Step 3 - Decide Where to Survey Next
Now we move to a more interesting step. How to decide which sites to sample next? We want to find hotspots. If our model is certain that a site is a hotspot, then there is no need to include it in the survey since we already found it. If our model is certain that a site is not a hotspot, there is also no need to survey that site, since most likely we won't find a hotspot there. The sites that need to be checked are those where we are most uncertain about.
Shannon's Entropy
Shannon’s Entropy provides us the mathematical framework for understanding uncertainty. It’s bounded between 0 and 1. 1 Being most uncertain. For example, in a Bernoulli variable with p = 0.5 (the most uncertain case) the entropy is 1.

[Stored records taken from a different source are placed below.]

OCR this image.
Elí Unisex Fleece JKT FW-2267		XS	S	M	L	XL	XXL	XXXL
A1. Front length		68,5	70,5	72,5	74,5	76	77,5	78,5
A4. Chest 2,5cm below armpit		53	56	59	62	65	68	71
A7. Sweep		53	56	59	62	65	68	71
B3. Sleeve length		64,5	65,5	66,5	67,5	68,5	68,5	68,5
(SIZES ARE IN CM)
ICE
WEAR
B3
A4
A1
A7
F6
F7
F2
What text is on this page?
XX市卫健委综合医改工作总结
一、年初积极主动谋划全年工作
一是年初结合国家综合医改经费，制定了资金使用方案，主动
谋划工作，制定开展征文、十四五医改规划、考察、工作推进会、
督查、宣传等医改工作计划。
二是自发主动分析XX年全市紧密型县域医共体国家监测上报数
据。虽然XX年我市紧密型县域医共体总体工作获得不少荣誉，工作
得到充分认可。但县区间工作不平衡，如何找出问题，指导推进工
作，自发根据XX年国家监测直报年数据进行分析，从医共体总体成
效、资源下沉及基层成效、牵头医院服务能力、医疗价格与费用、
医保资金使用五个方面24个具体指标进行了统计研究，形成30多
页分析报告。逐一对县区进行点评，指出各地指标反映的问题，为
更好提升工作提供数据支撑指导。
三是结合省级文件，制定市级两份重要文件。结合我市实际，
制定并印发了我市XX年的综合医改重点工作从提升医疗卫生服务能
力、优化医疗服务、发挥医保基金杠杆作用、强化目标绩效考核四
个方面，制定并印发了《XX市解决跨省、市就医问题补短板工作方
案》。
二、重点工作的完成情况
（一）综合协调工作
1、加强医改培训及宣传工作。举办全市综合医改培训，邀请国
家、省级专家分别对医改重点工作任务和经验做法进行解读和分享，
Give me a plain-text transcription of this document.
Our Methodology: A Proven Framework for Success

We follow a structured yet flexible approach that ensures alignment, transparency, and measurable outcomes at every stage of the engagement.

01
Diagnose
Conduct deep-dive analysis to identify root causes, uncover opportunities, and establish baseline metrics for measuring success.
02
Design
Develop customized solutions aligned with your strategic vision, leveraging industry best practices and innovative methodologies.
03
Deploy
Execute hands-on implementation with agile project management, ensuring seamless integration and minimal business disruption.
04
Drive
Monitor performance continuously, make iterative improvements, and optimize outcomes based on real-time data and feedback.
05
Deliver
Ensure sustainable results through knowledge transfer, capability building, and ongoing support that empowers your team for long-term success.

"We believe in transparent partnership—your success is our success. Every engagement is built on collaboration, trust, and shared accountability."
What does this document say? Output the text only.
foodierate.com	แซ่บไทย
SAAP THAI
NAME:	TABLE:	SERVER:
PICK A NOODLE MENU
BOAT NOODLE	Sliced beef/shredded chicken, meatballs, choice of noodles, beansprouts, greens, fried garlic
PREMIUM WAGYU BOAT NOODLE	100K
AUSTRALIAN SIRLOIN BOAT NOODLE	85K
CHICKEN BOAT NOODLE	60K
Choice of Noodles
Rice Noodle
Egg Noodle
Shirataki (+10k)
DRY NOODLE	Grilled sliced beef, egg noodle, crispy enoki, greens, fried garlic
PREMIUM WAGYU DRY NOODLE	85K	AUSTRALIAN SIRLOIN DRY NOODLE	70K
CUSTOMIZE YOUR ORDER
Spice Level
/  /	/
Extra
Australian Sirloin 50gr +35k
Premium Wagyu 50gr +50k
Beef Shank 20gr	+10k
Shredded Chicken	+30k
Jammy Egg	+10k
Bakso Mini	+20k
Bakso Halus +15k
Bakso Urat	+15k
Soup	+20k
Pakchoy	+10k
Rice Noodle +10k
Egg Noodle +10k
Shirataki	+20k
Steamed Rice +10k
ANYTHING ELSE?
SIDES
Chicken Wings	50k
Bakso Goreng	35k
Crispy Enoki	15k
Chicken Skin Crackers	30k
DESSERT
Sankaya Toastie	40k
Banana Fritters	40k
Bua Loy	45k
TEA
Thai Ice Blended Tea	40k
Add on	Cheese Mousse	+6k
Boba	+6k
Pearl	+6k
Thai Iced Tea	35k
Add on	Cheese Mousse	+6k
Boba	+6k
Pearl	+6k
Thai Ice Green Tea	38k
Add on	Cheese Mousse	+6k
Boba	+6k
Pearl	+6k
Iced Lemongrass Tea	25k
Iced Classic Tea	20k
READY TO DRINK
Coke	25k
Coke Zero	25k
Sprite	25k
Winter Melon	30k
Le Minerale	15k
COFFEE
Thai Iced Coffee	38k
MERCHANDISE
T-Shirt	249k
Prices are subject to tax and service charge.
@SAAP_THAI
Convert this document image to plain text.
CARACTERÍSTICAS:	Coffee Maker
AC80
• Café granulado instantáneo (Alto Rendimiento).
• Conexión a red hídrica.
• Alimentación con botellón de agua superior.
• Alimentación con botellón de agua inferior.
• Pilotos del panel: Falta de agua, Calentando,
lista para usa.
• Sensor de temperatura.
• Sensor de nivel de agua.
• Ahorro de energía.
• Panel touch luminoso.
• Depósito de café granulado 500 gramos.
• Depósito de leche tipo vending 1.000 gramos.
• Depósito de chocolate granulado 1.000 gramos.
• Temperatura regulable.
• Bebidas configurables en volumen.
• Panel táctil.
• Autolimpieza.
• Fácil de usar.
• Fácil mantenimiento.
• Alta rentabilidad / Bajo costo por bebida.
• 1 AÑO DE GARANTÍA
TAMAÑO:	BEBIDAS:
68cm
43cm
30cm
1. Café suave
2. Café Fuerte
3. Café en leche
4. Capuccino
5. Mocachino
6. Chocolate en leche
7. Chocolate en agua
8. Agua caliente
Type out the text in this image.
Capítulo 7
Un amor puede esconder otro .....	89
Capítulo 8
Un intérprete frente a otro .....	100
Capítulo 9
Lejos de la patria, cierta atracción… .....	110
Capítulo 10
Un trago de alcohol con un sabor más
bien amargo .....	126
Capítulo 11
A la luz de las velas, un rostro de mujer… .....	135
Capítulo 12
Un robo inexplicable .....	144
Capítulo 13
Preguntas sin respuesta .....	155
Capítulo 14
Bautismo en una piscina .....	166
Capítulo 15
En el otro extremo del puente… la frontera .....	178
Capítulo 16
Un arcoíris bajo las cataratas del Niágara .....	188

To give some intuition think of the images below. Each image contains pixels that can be either green or yellow. On the image at the left there is no pattern for green or yellow. In contrast the image at the right has a cluster of yellow pixels in the upper left quadrant and a cluster of green pixels in the bottom right quadrant. Because of this pattern, we know that the probability of a pixel being yellow or green in this quadrants is not completely uncertain. Hence, entropy is lower in the pixels of the image at the right than in the pixels of the image at the left.
So we have a model that gives us prevalence estimates and the probability of each site being a hotspot. With this we can compute the uncertainty (entropy) associated to each site of interest. There is still a problem though. A survey design includes more than one site at the same time (otherwise it's not a very efficient mechanism). If we optimize for uncertainty only, we may end up making a bad distribution of resources. For example, say that the image on the left is a map of uncertainty (not prevalence). Then the area we are most unsure about containing hotspots is the orange bubble. For simplicity, now imagine that the sites we can visit are distributed in a regular grid and that we have a budget to visit 10 sites. A strategy could be to pick all the sites in the orange and yellow areas. But this is not a good strategy. We are not taking advantage of the spatial correlation (remember the covariance matrix above). Once we survey a site, we not only get information about it. Our uncertainty about it’s neighbors also decreases.
Joint Differential Entropy
To handle the shared information provided by neighboring sites, we can use a concept called Join Differential Entropy. It tells us the average amount of information contained in a batch of sites. Then our selections of sites to include in the survey could be based not only on the amount of uncertainty in each site, but also on the amount of information contained in the batch.
Once we define an adequate trade-off between these two components, the selection of sites in our example looks as in the image below.
Step 4 - Collect Data
The last step is to carry on the survey, add the new data collected to the historic database and go back to Step 1.Conclusion
There are more details in the paper, including a set of experimental results. Here I will only mention that our results suggested that with this Adaptive Design the number of sites surveyed can be reduced considerably (more than half) and we still achieve similar results than when using a Random Design.